Note that you might think that it is an (established) abuse of languages to call that $L$ linear: $\mathbb P^n$ is not a vector space, after all.

Answer 2

The reason for the "off-by-one" error you are seeing is that in projective space, points are really given by equivalence classes of coordinates. Therefore the point $$ (p_0,p_1,p_2,\ldots,p_n) $$ is in the same equivalence class as $$ (\lambda p_0,\lambda p_1,\lambda p_2,\ldots,\lambda p_n), $$ for any $\lambda\not=0$.

Answer 3

I figure I'll add my two cents as well, even though the other answers are also good. I agree that it is confusing that projective dimension is always one less than the vector space dimension. You have to be careful to specify which you mean. However there is a good reason for this double usage of the term, using geometric intuition.

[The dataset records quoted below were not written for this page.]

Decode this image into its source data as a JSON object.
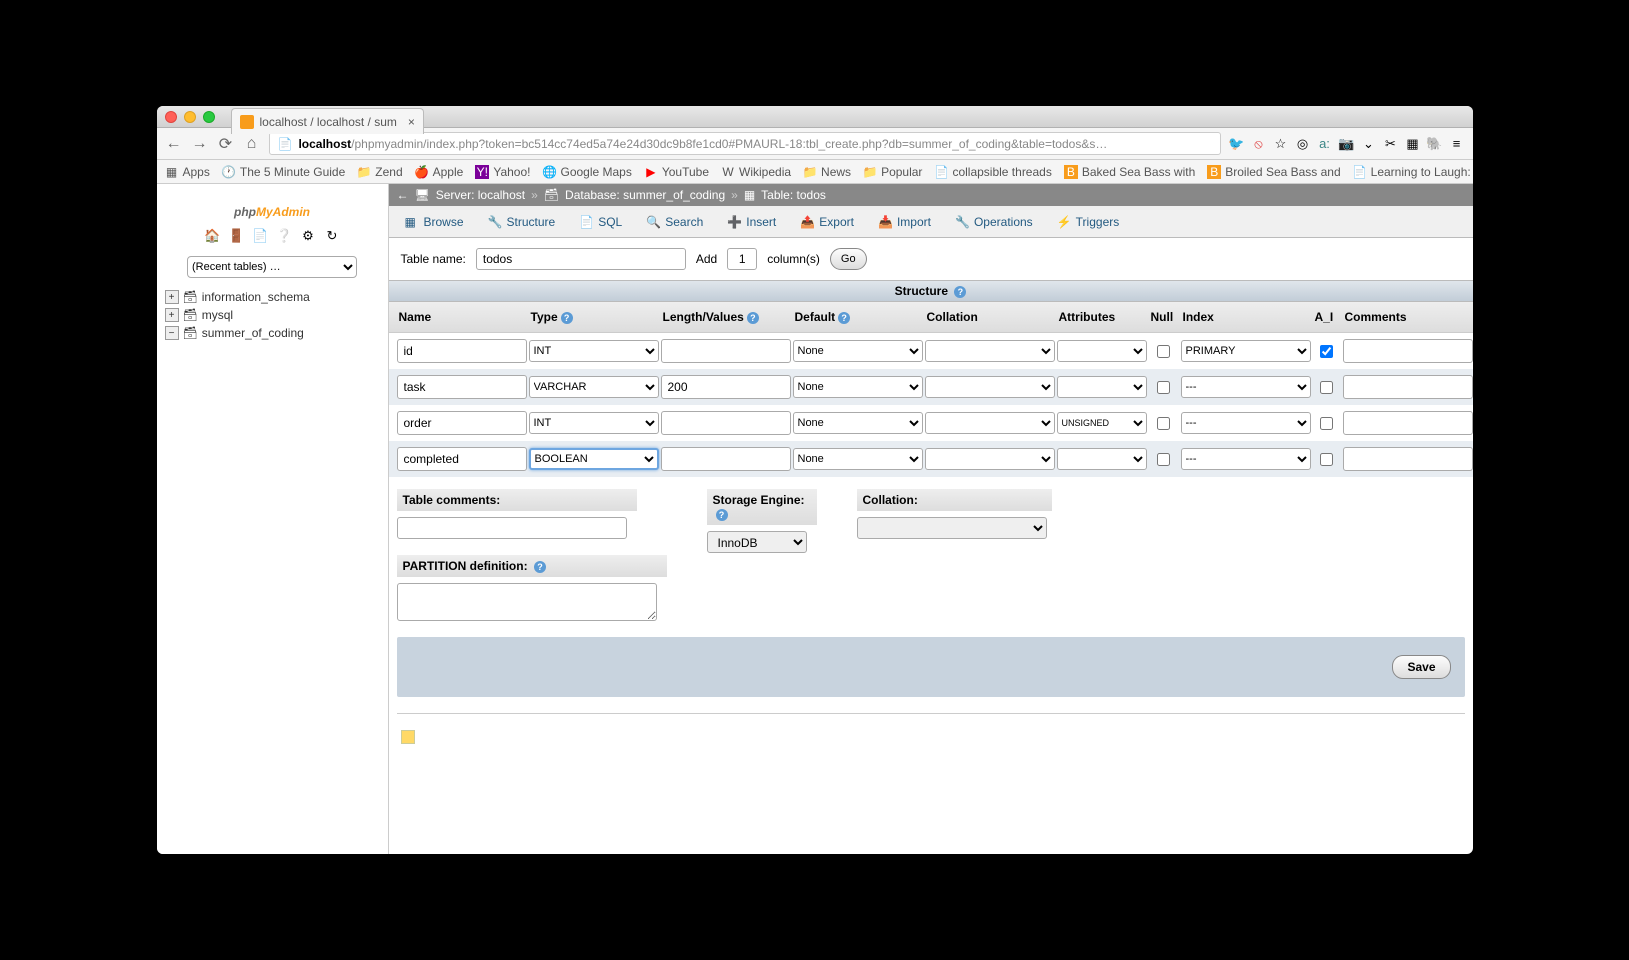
{
  "browser": {
    "tab_title": "localhost / localhost / sum",
    "url_host": "localhost",
    "url_rest": "/phpmyadmin/index.php?token=bc514cc74ed5a74e24d30dc9b8fe1cd0#PMAURL-18:tbl_create.php?db=summer_of_coding&table=todos&s…",
    "bookmarks": [
      "Apps",
      "The 5 Minute Guide",
      "Zend",
      "Apple",
      "Yahoo!",
      "Google Maps",
      "YouTube",
      "Wikipedia",
      "News",
      "Popular",
      "collapsible threads",
      "Baked Sea Bass with",
      "Broiled Sea Bass and",
      "Learning to Laugh: A"
    ]
  },
  "sidebar": {
    "recent_placeholder": "(Recent tables) …",
    "dbs": [
      "information_schema",
      "mysql",
      "summer_of_coding"
    ]
  },
  "breadcrumb": {
    "server_label": "Server: localhost",
    "db_label": "Database: summer_of_coding",
    "table_label": "Table: todos"
  },
  "tabs": [
    "Browse",
    "Structure",
    "SQL",
    "Search",
    "Insert",
    "Export",
    "Import",
    "Operations",
    "Triggers"
  ],
  "form": {
    "table_name_label": "Table name:",
    "table_name": "todos",
    "add_label": "Add",
    "add_count": "1",
    "columns_label": "column(s)",
    "go": "Go"
  },
  "structure_title": "Structure",
  "headers": {
    "name": "Name",
    "type": "Type",
    "length": "Length/Values",
    "default": "Default",
    "collation": "Collation",
    "attributes": "Attributes",
    "null": "Null",
    "index": "Index",
    "ai": "A_I",
    "comments": "Comments"
  },
  "rows": [
    {
      "name": "id",
      "type": "INT",
      "length": "",
      "default": "None",
      "collation": "",
      "attributes": "",
      "null": false,
      "index": "PRIMARY",
      "ai": true,
      "comments": ""
    },
    {
      "name": "task",
      "type": "VARCHAR",
      "length": "200",
      "default": "None",
      "collation": "",
      "attributes": "",
      "null": false,
      "index": "---",
      "ai": false,
      "comments": ""
    },
    {
      "name": "order",
      "type": "INT",
      "length": "",
      "default": "None",
      "collation": "",
      "attributes": "UNSIGNED",
      "null": false,
      "index": "---",
      "ai": false,
      "comments": ""
    },
    {
      "name": "completed",
      "type": "BOOLEAN",
      "length": "",
      "default": "None",
      "collation": "",
      "attributes": "",
      "null": false,
      "index": "---",
      "ai": false,
      "comments": "",
      "focused": true
    }
  ],
  "options": {
    "table_comments_label": "Table comments:",
    "storage_engine_label": "Storage Engine:",
    "storage_engine": "InnoDB",
    "collation_label": "Collation:",
    "partition_label": "PARTITION definition:"
  },
  "save": "Save"
}
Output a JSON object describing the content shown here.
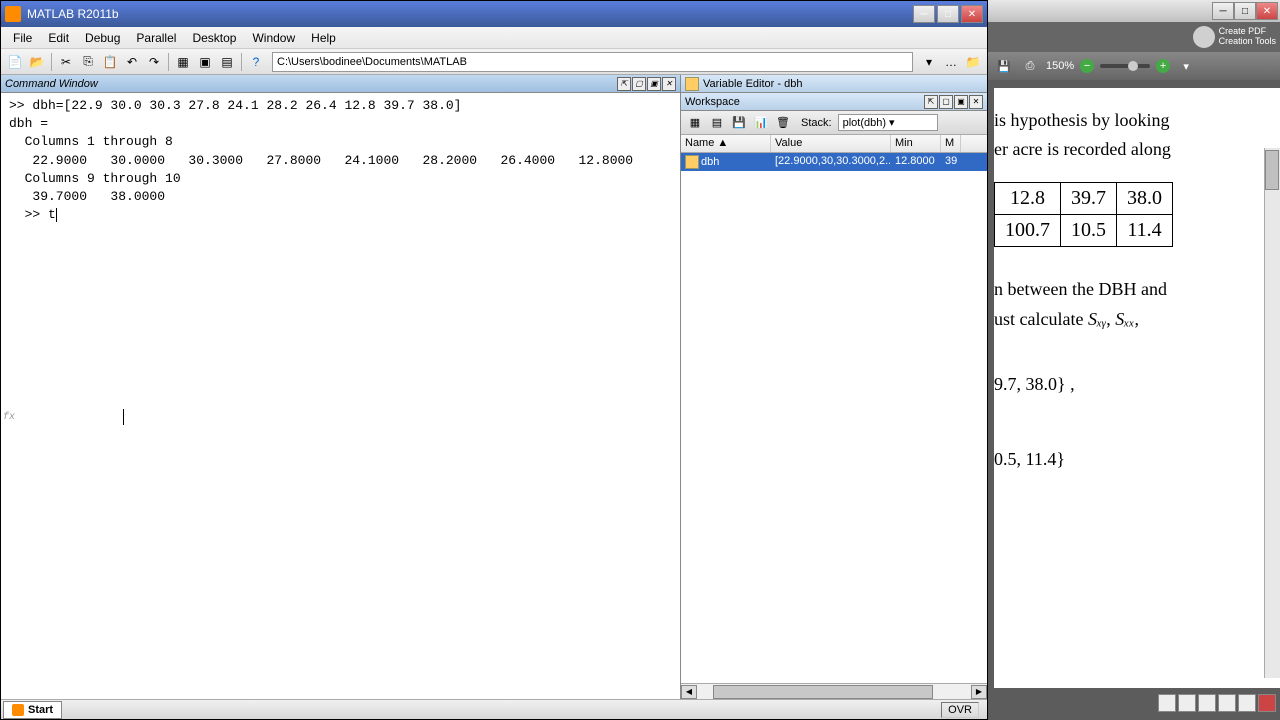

We can view a vector space and its subspaces geometrically; the zero vector is included in every subspace. So one nonzero vector determines a line ($1$-dimensional), and two linearly independent vectors form a plane ($2$-dimensional). Moving to a projective setting, one nonzero vector now determines only a point ($0$-dimensional) while two linearly independent vectors form a line ($1$-dimensional). We need three linearly independent vectors to give a triangle/plane ($2$-dimensional) in this setting. So really the dimension can be interpreted in a geometric way.

Of course when we deal with a projective space in analytic geometry, we have the complication that we need to keep track of both systems simultaneously: we are representing geometric objects in the projective setting with geometric objects in a vector space setting. The same object has a different geometric dimension, depending on the point of view (i.e. a $(d+1)$-dimensional vector subspace corresponds to a $d$-dimensional projective subspace).